Daí o componente elitista desse movimento, que atinge segmentos da população que de alguma forma se sentem ressentidos por estes processos de inclusão e mobilidade, como já defendemos em outras oportunidades (Gracino Junior, Goulart e Frias, 2021).

O ato foi marcado por discursos de importantes lideranças políticas e sociais do bolsonarismo como a ex-primeira dama Michelle Bolsonaro, o pastor e influenciador digital Silas Malafaia e o governador de São Paulo que foi ministro da Infraestrutura, durante o governo Jair Bolsonaro. As falas nos auxiliam a compreender essa aparente contradição de um movimento popular, uma vez que capaz de atrair milhares de pessoas inclusive de segmentos da classe trabalhadora, com feições antipopulares, que ecoam o medo das elites acerca da perda de seus privilégios econômicos e simbólicos em face de processos de ampliação da capacidade de consumo das classes populares, mas, também de seus acessos à educação e à cultura.

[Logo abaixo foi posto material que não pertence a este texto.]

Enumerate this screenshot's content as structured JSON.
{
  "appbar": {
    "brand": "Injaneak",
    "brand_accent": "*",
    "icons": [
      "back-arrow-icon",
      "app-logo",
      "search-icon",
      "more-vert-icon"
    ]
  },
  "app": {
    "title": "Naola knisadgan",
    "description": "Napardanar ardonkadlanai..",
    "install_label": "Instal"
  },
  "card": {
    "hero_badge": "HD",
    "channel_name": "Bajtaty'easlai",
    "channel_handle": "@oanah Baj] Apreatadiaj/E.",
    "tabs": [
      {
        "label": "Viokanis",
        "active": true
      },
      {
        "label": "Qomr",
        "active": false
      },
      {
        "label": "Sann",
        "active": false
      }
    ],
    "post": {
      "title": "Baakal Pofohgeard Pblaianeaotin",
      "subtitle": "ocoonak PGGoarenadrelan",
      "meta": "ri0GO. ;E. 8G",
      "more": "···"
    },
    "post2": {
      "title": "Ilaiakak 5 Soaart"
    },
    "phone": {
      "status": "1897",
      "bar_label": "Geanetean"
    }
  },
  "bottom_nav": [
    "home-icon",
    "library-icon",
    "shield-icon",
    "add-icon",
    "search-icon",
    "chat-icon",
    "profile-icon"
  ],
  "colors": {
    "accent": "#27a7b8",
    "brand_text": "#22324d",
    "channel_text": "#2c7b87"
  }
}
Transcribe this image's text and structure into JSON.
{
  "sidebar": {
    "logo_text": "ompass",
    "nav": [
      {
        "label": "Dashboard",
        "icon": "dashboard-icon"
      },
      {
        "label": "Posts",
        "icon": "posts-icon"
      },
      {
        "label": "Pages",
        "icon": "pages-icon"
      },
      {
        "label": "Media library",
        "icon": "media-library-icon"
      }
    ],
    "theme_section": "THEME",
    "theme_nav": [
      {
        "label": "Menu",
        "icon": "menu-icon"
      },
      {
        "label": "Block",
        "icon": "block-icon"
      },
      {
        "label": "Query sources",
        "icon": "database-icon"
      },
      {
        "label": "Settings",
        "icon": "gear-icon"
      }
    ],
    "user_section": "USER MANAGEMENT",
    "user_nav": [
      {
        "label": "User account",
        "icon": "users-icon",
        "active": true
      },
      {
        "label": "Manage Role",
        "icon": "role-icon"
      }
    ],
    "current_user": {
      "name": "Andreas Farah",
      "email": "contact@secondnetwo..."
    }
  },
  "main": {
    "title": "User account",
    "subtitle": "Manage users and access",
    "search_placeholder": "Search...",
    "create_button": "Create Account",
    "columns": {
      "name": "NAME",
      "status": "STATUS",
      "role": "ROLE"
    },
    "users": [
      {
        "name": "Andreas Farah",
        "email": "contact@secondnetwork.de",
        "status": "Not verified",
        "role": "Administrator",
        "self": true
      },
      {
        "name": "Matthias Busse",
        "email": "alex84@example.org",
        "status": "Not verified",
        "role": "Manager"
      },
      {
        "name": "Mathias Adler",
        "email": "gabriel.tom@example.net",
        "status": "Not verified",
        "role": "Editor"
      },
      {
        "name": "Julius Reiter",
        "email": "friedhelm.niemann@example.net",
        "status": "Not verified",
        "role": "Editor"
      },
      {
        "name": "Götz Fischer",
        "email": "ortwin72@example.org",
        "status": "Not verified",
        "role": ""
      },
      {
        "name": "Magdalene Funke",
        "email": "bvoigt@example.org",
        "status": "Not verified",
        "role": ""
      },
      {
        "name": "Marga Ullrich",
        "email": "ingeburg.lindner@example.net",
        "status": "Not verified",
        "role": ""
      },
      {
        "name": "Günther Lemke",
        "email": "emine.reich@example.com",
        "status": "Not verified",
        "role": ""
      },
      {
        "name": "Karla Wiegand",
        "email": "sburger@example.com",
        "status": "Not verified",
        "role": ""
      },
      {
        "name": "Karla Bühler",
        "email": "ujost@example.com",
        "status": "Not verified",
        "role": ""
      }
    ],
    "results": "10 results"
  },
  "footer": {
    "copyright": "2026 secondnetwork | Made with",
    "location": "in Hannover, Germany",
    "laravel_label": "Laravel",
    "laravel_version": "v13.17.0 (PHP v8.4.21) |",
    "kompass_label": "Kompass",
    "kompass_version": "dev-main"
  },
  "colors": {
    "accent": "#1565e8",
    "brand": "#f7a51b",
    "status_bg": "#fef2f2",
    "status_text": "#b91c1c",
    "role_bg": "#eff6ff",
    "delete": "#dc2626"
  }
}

Neste texto, além da fala do próprio ex-presidente, analisaremos os discursos destas lideranças por compreendemos que elas apresentam orientações e argumentos dirigidas aos seus apoiadores para que sigam em defesa do ex-presidente, em um contexto no qual ele se encontra acuado jurídica e politicamente. Essas diretrizes recebem matizes diferentes para que atinjam bases sociais distintas. O objetivo é manter a coesão e capacidade de engajamento do movimento, a despeito de importantes defecções que se refletem na gradual elevação dos índices de aprovação do governo Lula.

Esta dinâmica resulta em parte da melhora no ambiente econômico, na redução da taxa de desemprego e na elevação do consumo, sobretudo dos segmentos da classe trabalhadora disputados pelo bolsonarismo. Em particular, cabe destacar o grupo formado por aqueles que recebem entre dois e cinco salários mínimos. Outrora chamados de nova classe média ou novo precariado, este conjunto é composto por segmentos heterogêneos entre si, mas que, de modo geral acabam sendo excluídos da maior parte das políticas de transferência de renda dirigidas aos mais pobres, sem, contudo, ser capaz de acessar serviços privados de qualidade que seguem sendo privilégio das classes médias e altas. Daí o ressentimento destes segmentos que acabam se percebendo ameaçados por discursos e programas governamentais de inclusão econômica, mas, também simbólica, voltados às minorias de raça e gênero.

O exército de deus

As lideranças do campo evangélico, notadamente Michelle Bolsonaro e o pastor Silas Malafaia, discursaram buscando atingir os diferentes segmentos que compõem este grupo, acionando, contudo, uma gramática mais ampla, capaz de aglutinar outros religiosos que não comungam da fé evangélica, mas agem segundo sua gramática política.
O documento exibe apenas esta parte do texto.